Europe : de meilleures perspectives à l’horizon
S’agissant de l’Europe, il n’est pas exagéré de dire que si vous aviez voulu élaborer des politiques destinées à générer de l’inflation, vous auriez alors suivi exactement la même voie que celle empruntée par les responsables politiques ces dernières années. D’un point de vue monétaire, les décisions politiques ont eu pour effet d’absorber près de 40 % du bilan de la BCE (même si ce même chiffre était toutefois pire à la fin 2013 en s’établissant à plus de 40 % – graphique 3). D’un point de vue budgétaire, l’austérité excessive et une Allemagne désireuse d’atteindre de manière quasi fétichiste son objectif de modeste excédent budgétaire (ce qui constituerait une première depuis 1969) font qu’il existe une faible volonté ou disposition à lutter contre la déflation de cette façon. Les réformes structurelles ont été tout aussi lentes.
Mais, il existe désormais – et enfin – de bonnes nouvelles avec le lancement d’un « QE » potentiellement illimité, la probabilité d’une austérité budgétaire moins stricte à venir et certains signes de réformes structurelles. La nouvelle possiblement encore meilleure est que le programme d’achat de titres adossés à des actifs (ABS) de la BCE n’a toujours pas véritablement commencé. Il pourrait s’écouler un certain temps avant qu’il ne s’accélère, mais s’il le fait, il devrait offrir aux banques un bon moyen de se débarrasser de prêts non performants en les reconditionnant et en les vendant à la BCE en réalisant un bénéfice.
Même s’il est encore trop tôt pour en attribuer tout le mérite au programme d’assouplissement quantitatif de la BCE, la zone euro est néanmoins officiellement sortie de la déflation en avril après quatre mois de baisse des prix. Cette modeste accélération de l’inflation, ainsi que le rebond du prix du pétrole, la dépréciation de la monnaie unique et l’amélioration des statistiques économiques ont conduit à un regain d’appétit pour les obligations indexées sur l’inflation. Selon nous, en dépit de leur forte hausse de ces derniers mois, les points morts d’inflation européens continuent d’anticiper une inflation trop modeste sur un horizon à moyen terme, raison pour laquelle les emprunts d’État indexés sur l’inflation à court terme apparaissent plus intéressants que les emprunts d’Etat classiques.
Obligations d’entreprises : les facteurs techniques, les valorisations et les fondamentaux tendent à indiquer des opportunités
Au cours des derniers mois, nous avons commencé à identifier des opportunités de valeur relative sur le marché du haut rendement suite à la sous-performance de certains segments de la classe d’actifs durant le second semestre de l’année 2014. Elément important, les « QE » de la BCE et de la Banque du Japon devrait encourager la demande d’obligations à haut rendement à l’avenir.

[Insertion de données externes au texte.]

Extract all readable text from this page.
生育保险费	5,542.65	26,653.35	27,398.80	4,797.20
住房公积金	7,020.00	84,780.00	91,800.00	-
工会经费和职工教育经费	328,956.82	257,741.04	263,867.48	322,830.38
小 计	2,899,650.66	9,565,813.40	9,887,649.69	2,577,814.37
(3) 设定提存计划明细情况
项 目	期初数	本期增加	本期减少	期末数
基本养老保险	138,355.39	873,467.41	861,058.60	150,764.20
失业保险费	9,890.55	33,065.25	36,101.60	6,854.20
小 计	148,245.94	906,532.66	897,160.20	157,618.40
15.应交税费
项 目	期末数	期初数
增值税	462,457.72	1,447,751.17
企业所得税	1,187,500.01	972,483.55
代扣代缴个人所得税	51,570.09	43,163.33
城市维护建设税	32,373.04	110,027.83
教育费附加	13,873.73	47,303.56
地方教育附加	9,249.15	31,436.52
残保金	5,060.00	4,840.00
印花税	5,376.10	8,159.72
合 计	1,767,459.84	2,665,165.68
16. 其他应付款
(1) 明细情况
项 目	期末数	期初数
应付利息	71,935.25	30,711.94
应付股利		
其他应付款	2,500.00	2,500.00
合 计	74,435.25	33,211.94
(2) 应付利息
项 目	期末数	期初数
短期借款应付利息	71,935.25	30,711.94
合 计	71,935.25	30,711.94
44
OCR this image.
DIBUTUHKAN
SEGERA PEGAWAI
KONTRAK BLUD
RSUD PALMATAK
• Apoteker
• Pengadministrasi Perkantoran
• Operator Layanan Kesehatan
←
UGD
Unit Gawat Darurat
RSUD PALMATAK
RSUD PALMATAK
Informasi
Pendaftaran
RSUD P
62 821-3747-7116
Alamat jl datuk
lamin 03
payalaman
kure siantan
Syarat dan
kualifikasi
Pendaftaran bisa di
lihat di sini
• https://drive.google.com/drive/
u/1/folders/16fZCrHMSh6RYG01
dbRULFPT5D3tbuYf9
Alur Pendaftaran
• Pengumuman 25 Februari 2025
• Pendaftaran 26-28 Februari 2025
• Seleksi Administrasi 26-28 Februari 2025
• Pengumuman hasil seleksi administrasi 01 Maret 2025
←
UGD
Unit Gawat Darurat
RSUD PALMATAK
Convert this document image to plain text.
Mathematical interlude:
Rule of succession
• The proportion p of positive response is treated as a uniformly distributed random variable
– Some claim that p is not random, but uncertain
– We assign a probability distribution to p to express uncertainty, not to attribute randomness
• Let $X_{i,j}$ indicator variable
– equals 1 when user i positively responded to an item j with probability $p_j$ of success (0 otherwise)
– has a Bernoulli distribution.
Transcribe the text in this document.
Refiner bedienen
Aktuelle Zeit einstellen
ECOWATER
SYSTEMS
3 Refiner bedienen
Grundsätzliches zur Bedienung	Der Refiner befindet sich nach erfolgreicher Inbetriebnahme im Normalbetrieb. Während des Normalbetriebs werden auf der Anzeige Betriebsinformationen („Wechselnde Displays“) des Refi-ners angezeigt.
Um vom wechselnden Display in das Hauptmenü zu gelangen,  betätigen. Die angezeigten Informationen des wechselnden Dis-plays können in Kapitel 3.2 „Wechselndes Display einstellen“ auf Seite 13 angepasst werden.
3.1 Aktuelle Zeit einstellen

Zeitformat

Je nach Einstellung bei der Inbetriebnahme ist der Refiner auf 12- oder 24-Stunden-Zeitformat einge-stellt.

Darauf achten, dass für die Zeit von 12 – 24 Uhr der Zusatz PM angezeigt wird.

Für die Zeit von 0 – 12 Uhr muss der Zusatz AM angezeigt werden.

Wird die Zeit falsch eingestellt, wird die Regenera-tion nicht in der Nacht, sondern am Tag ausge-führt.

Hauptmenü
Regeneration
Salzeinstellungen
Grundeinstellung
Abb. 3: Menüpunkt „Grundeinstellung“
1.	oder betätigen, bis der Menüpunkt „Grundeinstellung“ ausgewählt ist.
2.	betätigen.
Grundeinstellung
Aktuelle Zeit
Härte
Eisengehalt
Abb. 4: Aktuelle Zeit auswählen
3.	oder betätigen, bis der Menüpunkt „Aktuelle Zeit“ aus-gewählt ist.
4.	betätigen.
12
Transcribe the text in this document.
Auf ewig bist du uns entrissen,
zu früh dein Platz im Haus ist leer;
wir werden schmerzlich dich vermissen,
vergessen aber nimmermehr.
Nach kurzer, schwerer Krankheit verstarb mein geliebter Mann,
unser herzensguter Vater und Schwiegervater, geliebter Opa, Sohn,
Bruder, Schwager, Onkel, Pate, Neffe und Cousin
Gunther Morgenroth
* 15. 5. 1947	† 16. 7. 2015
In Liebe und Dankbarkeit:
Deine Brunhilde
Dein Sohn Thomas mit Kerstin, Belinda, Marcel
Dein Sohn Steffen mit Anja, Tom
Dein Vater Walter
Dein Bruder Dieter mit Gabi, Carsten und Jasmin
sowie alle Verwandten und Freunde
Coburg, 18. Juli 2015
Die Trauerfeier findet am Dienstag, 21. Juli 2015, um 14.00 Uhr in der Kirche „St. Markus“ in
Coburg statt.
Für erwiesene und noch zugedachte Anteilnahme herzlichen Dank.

Dans l’édition de décembre des « PERSPECTIVES OBLIGATAIRES », j’avais fait part de ma préférence pour le segment des titres à taux variable du marché. Cette préférence demeure d’actualité dans la mesure où ces obligations constituent toujours un moyen de tirer avantage de la future appréciation du dollar américain, du relèvement des taux par la Fed et de l’amélioration de l’état de santé des entreprises et des banques américaines. J’identifie également des opportunités parmi les obligations d’entreprises américaines classiques. Les spreads de crédit outre-Atlantique se sont en effet élargis en 2014, en partie en raison de l’importance des nouvelles émissions et des répercussions sur les groupes énergétiques de la chute du prix du pétrole à la fin de l’année. Les obligations d’entreprises « investment grade » apparaissent actuellement attrayantes, et ce, sur la base des trois principaux éléments que sont les facteurs techniques, les valorisations et les fondamentaux. Dans le même temps, la liquidité a une nouvelle fois occupé la une des journaux au cours des derniers mois et c’est là une chose que les investisseurs ont raison de bien garder à l’esprit dans l’environnement actuel.
Marchés émergents : les emprunts d’État apparaissent plus sûrs que les obligations d’entreprises
Il n’est guère surprenant de nous entendre nous décrire comme des investisseurs négatifs de longue date à l’égard de la Chine, une prise position qui semble d’ailleurs parfaitement concorder avec le ralentissement de la croissance du pays.
Je me montre prudent à l’égard des marchés émergents depuis un certain temps déjà. Mais, comme toujours, tout n’est jamais tout noir ou tout blanc. Ayant généralement emprunté en devise locale plutôt qu’en dollar, les Etats émergents ne sont pas dans une situation désastreuse et jouissent d’une certaine maîtrise de leur destinée. Le tableau est un peu moins idyllique pour les émetteurs privés des pays émergents. Nombre d’entre eux n’ont en effet pas couvert leurs dettes en dollar et seront particulièrement vulnérables lorsque la hausse des taux d’intérêt fera véritablement ressentir ses effets.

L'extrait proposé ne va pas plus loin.